Così parlò Pace a una locale televisione privata. «E’ vero che noi come movimento dobbiamo condividere tutto, certo – ha aggiunto – ma siccome davanti alle scelte che devo fare ne rispondo io civilmente, allora se sono il Presidente chiedo di potermi assumere responsabilità dirette.» Poi siccome nel Movimento sono tutte mammolette smentisce di voler fare accordi con le opposizioni (non fia mai) perché «ho sposato una causa comune al movimento quando mi sono candidato e a quella intendo restare coerente. Così come non è vero che pago divisioni tra fazioni, come leggo da ricostruzioni inventate, che mi vedrebbero opposto ai cosiddetti ‘lombardiani’. Non esiste alcuna fazione nel M5S. Esistono punti di vista diversi su questioni precise che nel nostro Municipio dobbiamo affrontare.»

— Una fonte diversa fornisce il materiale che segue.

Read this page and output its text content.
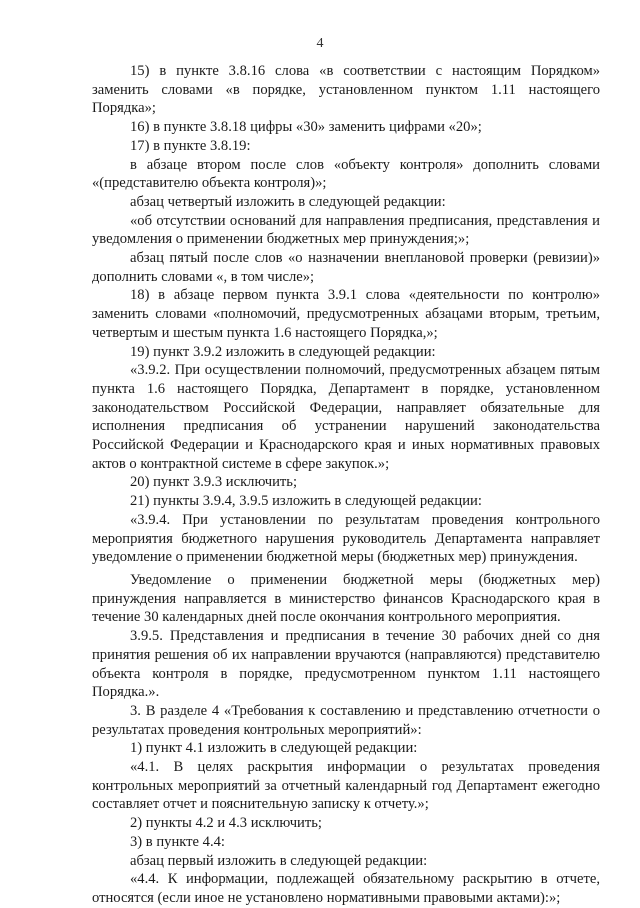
4

15) в пункте 3.8.16 слова «в соответствии с настоящим Порядком» заменить словами «в порядке, установленном пунктом 1.11 настоящего Порядка»;

16) в пункте 3.8.18 цифры «30» заменить цифрами «20»;

17) в пункте 3.8.19:

в абзаце втором после слов «объекту контроля» дополнить словами «(представителю объекта контроля)»;

абзац четвертый изложить в следующей редакции:

«об отсутствии оснований для направления предписания, представления и уведомления о применении бюджетных мер принуждения;»;

абзац пятый после слов «о назначении внеплановой проверки (ревизии)» дополнить словами «, в том числе»;

18) в абзаце первом пункта 3.9.1 слова «деятельности по контролю» заменить словами «полномочий, предусмотренных абзацами вторым, третьим, четвертым и шестым пункта 1.6 настоящего Порядка,»;

19) пункт 3.9.2 изложить в следующей редакции:

«3.9.2. При осуществлении полномочий, предусмотренных абзацем пятым пункта 1.6 настоящего Порядка, Департамент в порядке, установленном законодательством Российской Федерации, направляет обязательные для исполнения предписания об устранении нарушений законодательства Российской Федерации и Краснодарского края и иных нормативных правовых актов о контрактной системе в сфере закупок.»;

20) пункт 3.9.3 исключить;

21) пункты 3.9.4, 3.9.5 изложить в следующей редакции:

«3.9.4. При установлении по результатам проведения контрольного мероприятия бюджетного нарушения руководитель Департамента направляет уведомление о применении бюджетной меры (бюджетных мер) принуждения.

Уведомление о применении бюджетной меры (бюджетных мер) принуждения направляется в министерство финансов Краснодарского края в течение 30 календарных дней после окончания контрольного мероприятия.

3.9.5. Представления и предписания в течение 30 рабочих дней со дня принятия решения об их направлении вручаются (направляются) представителю объекта контроля в порядке, предусмотренном пунктом 1.11 настоящего Порядка.».

3. В разделе 4 «Требования к составлению и представлению отчетности о результатах проведения контрольных мероприятий»:

1) пункт 4.1 изложить в следующей редакции:

«4.1. В целях раскрытия информации о результатах проведения контрольных мероприятий за отчетный календарный год Департамент ежегодно составляет отчет и пояснительную записку к отчету.»;

2) пункты 4.2 и 4.3 исключить;

3) в пункте 4.4:

абзац первый изложить в следующей редакции:

«4.4. К информации, подлежащей обязательному раскрытию в отчете, относятся (если иное не установлено нормативными правовыми актами):»;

In attesa di questo chiarimento non ci pare che il popolo di quel municipio abbia accolto le sue dimissioni con sgomento. Anzi tutto procede tranquillamente vista la scarsa influenza che sui residenti hanno le sorte dei municipi e non solo del suo. Nè ci pare che la sindaca Raggi attualmente in vacanza in Alto Adige a seguito di una situazione stressante che ormai vive da quasi nove mesi, abbia particolarmente sofferto delle sue dimissioni.
A Pace del quale non abbiamo ben capito con quanti click sia stato designato a quella carica, non resterebbe che fare appello al garante unico e assoluto detentore del simbolo pentastellato, Beppe Grillo. Il quale, voi direte, è in tutt’altre faccende affaccendato in vista alla presumibile convocazione dei suoi leader (Di Maio? Di Battista? Oh Signur!) da parte del presidente della Repubblica Mattarella dopo la strabiliante vittoria elettorale che, almeno dai sondaggi, si prefigura l’anno prossimo per i Cinque Stelle.

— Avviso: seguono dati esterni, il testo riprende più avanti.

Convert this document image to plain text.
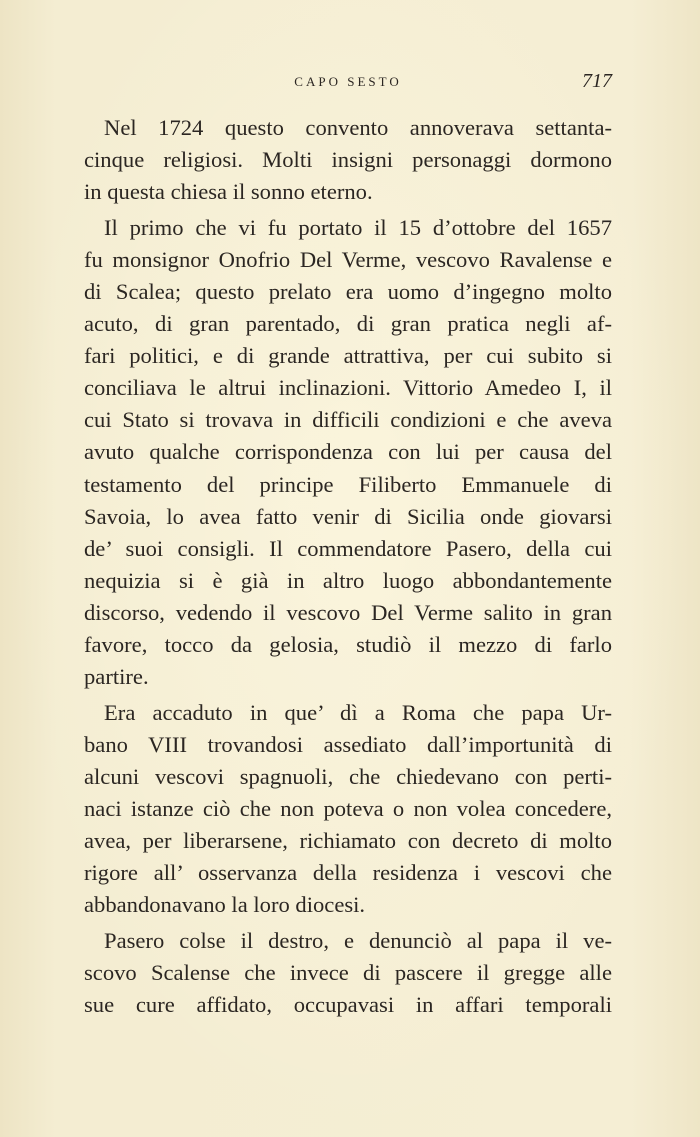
CAPO SESTO	717
Nel 1724 questo convento annoverava settanta-
cinque religiosi. Molti insigni personaggi dormono
in questa chiesa il sonno eterno.
Il primo che vi fu portato il 15 d’ottobre del 1657
fu monsignor Onofrio Del Verme, vescovo Ravalense e
di Scalea; questo prelato era uomo d’ingegno molto
acuto, di gran parentado, di gran pratica negli af-
fari politici, e di grande attrattiva, per cui subito si
conciliava le altrui inclinazioni. Vittorio Amedeo I, il
cui Stato si trovava in difficili condizioni e che aveva
avuto qualche corrispondenza con lui per causa del
testamento del principe Filiberto Emmanuele di
Savoia, lo avea fatto venir di Sicilia onde giovarsi
de’ suoi consigli. Il commendatore Pasero, della cui
nequizia si è già in altro luogo abbondantemente
discorso, vedendo il vescovo Del Verme salito in gran
favore, tocco da gelosia, studiò il mezzo di farlo
partire.
Era accaduto in que’ dì a Roma che papa Ur-
bano VIII trovandosi assediato dall’importunità di
alcuni vescovi spagnuoli, che chiedevano con perti-
naci istanze ciò che non poteva o non volea concedere,
avea, per liberarsene, richiamato con decreto di molto
rigore all’ osservanza della residenza i vescovi che
abbandonavano la loro diocesi.
Pasero colse il destro, e denunciò al papa il ve-
scovo Scalense che invece di pascere il gregge alle
sue cure affidato, occupavasi in affari temporali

Non gli resta quindi che una feroce battaglia difensiva a botte di post su Facebook divenuta la nuova arena del confronto democratico che coinvolge masse consistenti di smanettoni web spesso disoccupati. Se poi volesse gentilmente acclarare, pur fra lo scarso interesse della pubblica opinione, i dissidi veri (i contenuti) che lo hanno portato alle dimissioni, non sarebbe nemmeno tanto male.

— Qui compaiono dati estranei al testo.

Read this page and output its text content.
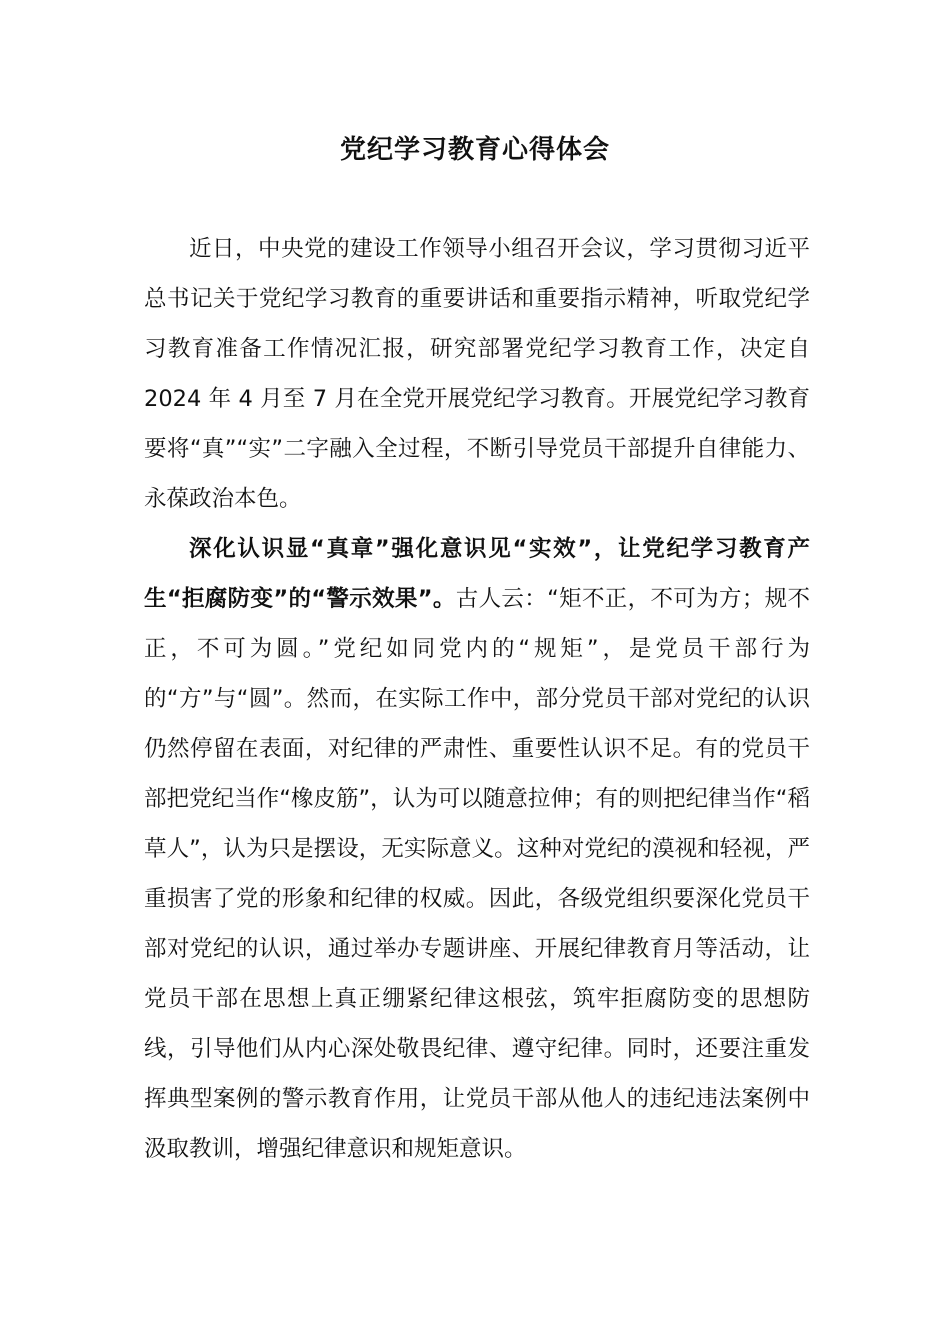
党纪学习教育心得体会

近日，中央党的建设工作领导小组召开会议，学习贯彻习近平总书记关于党纪学习教育的重要讲话和重要指示精神，听取党纪学习教育准备工作情况汇报，研究部署党纪学习教育工作，决定自 2024 年 4 月至 7 月在全党开展党纪学习教育。开展党纪学习教育要将“真”“实”二字融入全过程，不断引导党员干部提升自律能力、永葆政治本色。

深化认识显“真章”强化意识见“实效”，让党纪学习教育产生“拒腐防变”的“警示效果”。古人云：“矩不正，不可为方；规不正，不可为圆。”党纪如同党内的“规矩”，是党员干部行为的“方”与“圆”。然而，在实际工作中，部分党员干部对党纪的认识仍然停留在表面，对纪律的严肃性、重要性认识不足。有的党员干部把党纪当作“橡皮筋”，认为可以随意拉伸；有的则把纪律当作“稻草人”，认为只是摆设，无实际意义。这种对党纪的漠视和轻视，严重损害了党的形象和纪律的权威。因此，各级党组织要深化党员干部对党纪的认识，通过举办专题讲座、开展纪律教育月等活动，让党员干部在思想上真正绷紧纪律这根弦，筑牢拒腐防变的思想防线，引导他们从内心深处敬畏纪律、遵守纪律。同时，还要注重发挥典型案例的警示教育作用，让党员干部从他人的违纪违法案例中汲取教训，增强纪律意识和规矩意识。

Anzi saremmo disponibili e lieti di poterne dare conto ai nostri lettori. Che sia ben chiaro, sono ancora in buona parte disponibili a votare Grillo anche senza accedere alla piattaforma Rousseau destinata qualche decina di migliaia di eletti ( nel senso di superiori, supremi, imperscrutabili) in tutta Italia. I quali magari decideranno ( ma abbiamo seri dubbi le semi dittatoriali prerogative di dux Beppe) la composizione del prossimo Governo Grillino.
Ultima questione. Ma fuori dal web, strumento innovativo della democrazia grillina, a Pace Paolo non è mai venuto in mente di convocare una pubblica assemblea aperta ai cittadini per spiegare le sue ragioni? Oppure è meglio che tutto passi in cavalleria aummo aummo?